4- Ce lien s'explique-t-il par le fait que les pays plus riches ont indépendamment un niveau plus élevé de décès par Covid-19 et une prévalence plus élevée de surpoids ?
- D’après les auteurs du rapport, la seule richesse d’un pays n'explique pas l'association entre le surpoids de la population et la mortalité Covid-19.
- La corrélation reste significative après ajustement pour la richesse nationale.
- Les auteurs ont divisé les pays en trois groupes : ceux dont le PIB/habitant est inférieur à 10.000 dollars, ceux pour lesquels il se situe entre 10.000 et 25.000 dollars, et ceux pour lesquels il est supérieur à 25.000 dollars.
- En analysant ces trois groupes de pays séparément, ils ont constaté une association significative entre la prévalence du surpoids chez les adultes et les décès dus à la Covid-19 dans tous les groupes.
5- Ce lien s’explique-t-il par un meilleur comptage des décès dans les pays où les niveaux de surcharge pondérale sont plus élevés ?
- Les auteurs mettent en doute cette hypothèse. Les pays ne publient pas d'indicateurs de leur capacité à déclarer les causes de décès. Les chercheurs ont donc utilisé comme indicateur les dépenses nationales de santé, qui reflètent les ressources dont disposent les services de santé à la fois pour les soins et la collecte des données.
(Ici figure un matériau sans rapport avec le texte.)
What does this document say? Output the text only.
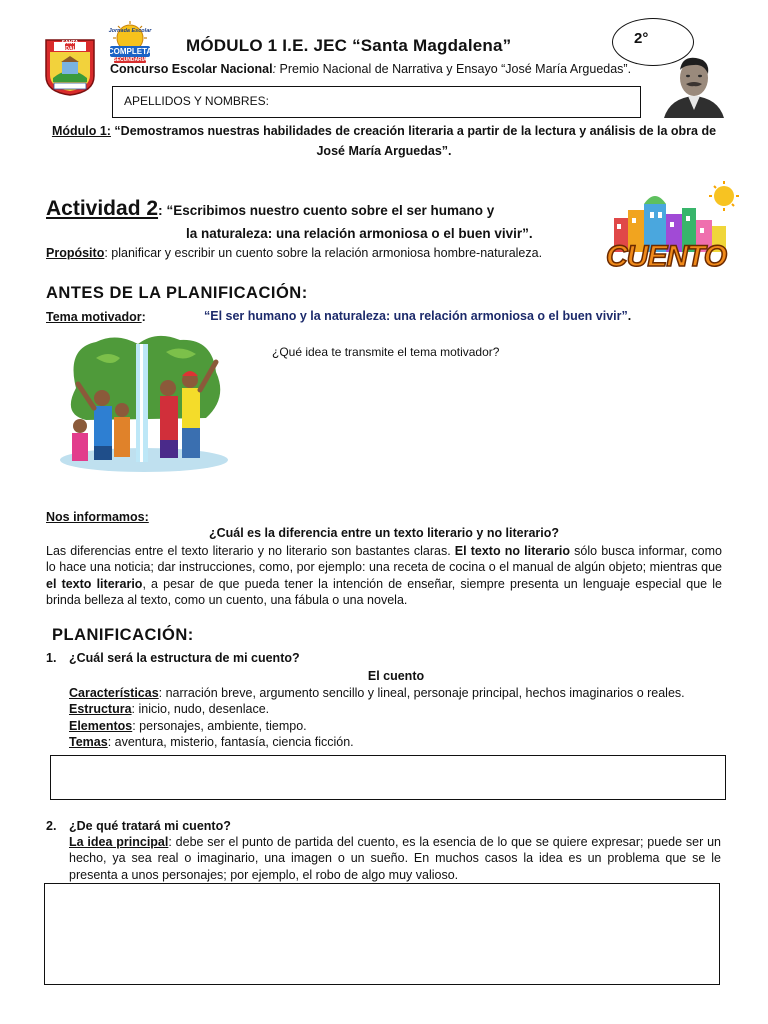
SANTA MAGDALENA
Jornada Escolar
COMPLETA
SECUNDARIA
MÓDULO 1 I.E. JEC “Santa Magdalena”	2°
Concurso Escolar Nacional: Premio Nacional de Narrativa y Ensayo “José María Arguedas”.
APELLIDOS Y NOMBRES:
Módulo 1: “Demostramos nuestras habilidades de creación literaria a partir de la lectura y análisis de la obra de José María Arguedas”.
Actividad 2: “Escribimos nuestro cuento sobre el ser humano y
la naturaleza: una relación armoniosa o el buen vivir”.
CUENTO
Propósito: planificar y escribir un cuento sobre la relación armoniosa hombre-naturaleza.
ANTES DE LA PLANIFICACIÓN:
Tema motivador:	“El ser humano y la naturaleza: una relación armoniosa o el buen vivir”.
¿Qué idea te transmite el tema motivador?
Nos informamos:
¿Cuál es la diferencia entre un texto literario y no literario?
Las diferencias entre el texto literario y no literario son bastantes claras. El texto no literario sólo busca informar, como lo hace una noticia; dar instrucciones, como, por ejemplo: una receta de cocina o el manual de algún objeto; mientras que el texto literario, a pesar de que pueda tener la intención de enseñar, siempre presenta un lenguaje especial que le brinda belleza al texto, como un cuento, una fábula o una novela.
PLANIFICACIÓN:
1. ¿Cuál será la estructura de mi cuento?
El cuento
Características: narración breve, argumento sencillo y lineal, personaje principal, hechos imaginarios o reales.
Estructura: inicio, nudo, desenlace.
Elementos: personajes, ambiente, tiempo.
Temas: aventura, misterio, fantasía, ciencia ficción.
2. ¿De qué tratará mi cuento?
La idea principal: debe ser el punto de partida del cuento, es la esencia de lo que se quiere expresar; puede ser un hecho, ya sea real o imaginario, una imagen o un sueño. En muchos casos la idea es un problema que se le presenta a unos personajes; por ejemplo, el robo de algo muy valioso.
- Ces données étaient disponibles pour 160 pays. Pour ces pays, la corrélation entre la mortalité Covid-19 et la surcharge pondérale était élevée après ajustement des dépenses de santé.
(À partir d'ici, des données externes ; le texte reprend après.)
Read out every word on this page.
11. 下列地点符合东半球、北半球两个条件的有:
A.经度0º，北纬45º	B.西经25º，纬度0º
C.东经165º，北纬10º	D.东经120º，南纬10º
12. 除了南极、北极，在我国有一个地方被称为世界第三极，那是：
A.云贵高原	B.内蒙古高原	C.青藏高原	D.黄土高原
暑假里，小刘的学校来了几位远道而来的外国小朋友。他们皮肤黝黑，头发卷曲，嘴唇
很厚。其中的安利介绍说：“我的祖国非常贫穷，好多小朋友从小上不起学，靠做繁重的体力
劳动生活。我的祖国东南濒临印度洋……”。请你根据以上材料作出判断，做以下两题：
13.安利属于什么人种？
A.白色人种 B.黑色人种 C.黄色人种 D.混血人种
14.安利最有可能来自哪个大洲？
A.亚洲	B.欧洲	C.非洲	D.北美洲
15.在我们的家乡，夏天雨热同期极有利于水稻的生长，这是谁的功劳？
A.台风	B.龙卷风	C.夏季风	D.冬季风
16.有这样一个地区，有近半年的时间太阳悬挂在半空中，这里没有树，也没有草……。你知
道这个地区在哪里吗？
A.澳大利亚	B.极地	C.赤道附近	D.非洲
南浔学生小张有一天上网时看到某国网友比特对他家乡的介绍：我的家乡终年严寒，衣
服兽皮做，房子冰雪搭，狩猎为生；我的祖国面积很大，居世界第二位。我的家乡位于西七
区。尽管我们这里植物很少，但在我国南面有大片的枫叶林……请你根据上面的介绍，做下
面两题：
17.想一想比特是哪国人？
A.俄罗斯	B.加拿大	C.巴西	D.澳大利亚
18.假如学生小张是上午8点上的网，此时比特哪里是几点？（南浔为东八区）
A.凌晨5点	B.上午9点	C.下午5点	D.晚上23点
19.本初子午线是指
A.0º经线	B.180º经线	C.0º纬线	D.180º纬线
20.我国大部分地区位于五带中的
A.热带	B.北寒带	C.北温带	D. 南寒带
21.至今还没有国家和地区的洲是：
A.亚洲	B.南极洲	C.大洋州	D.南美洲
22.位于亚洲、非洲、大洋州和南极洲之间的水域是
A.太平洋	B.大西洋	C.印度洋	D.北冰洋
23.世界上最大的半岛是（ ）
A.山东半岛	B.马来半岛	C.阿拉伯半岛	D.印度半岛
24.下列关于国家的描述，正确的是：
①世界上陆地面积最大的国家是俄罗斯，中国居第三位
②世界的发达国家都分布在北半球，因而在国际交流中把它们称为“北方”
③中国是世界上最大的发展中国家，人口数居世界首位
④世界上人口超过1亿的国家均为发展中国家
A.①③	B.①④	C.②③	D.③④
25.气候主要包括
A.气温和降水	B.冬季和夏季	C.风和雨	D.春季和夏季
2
- Là encore, les auteurs ont divisé les pays en trois tranches - selon le montant alloué par les pays aux dépenses de santé - et il sont mis en évidence des corrélations significatives entre le surpoids et la mortalité Covid-19 dans les trois tranches de dépenses.
Un autre indicateur pour refléter la qualité des services de santé est utilisé est l’espérance de vie. L'OMS fournit des estimations des «années d'espérance de vie en bonne santé» pour 160 pays.
- Les auteurs ont divisé les pays en trois groupes : espérance de vie en bonne santé < 60 ans, comprise entre 60 et 67 ans et > 67 ans.
- L’association entre la prévalence du surpoids chez les adultes et les décès dus à la Covid-19 est significative dans tous les groupes.
6- Existe-t-il une proportion seuil de la population en surpoids qui prédit un taux de mortalité élevé par Covid-19 ?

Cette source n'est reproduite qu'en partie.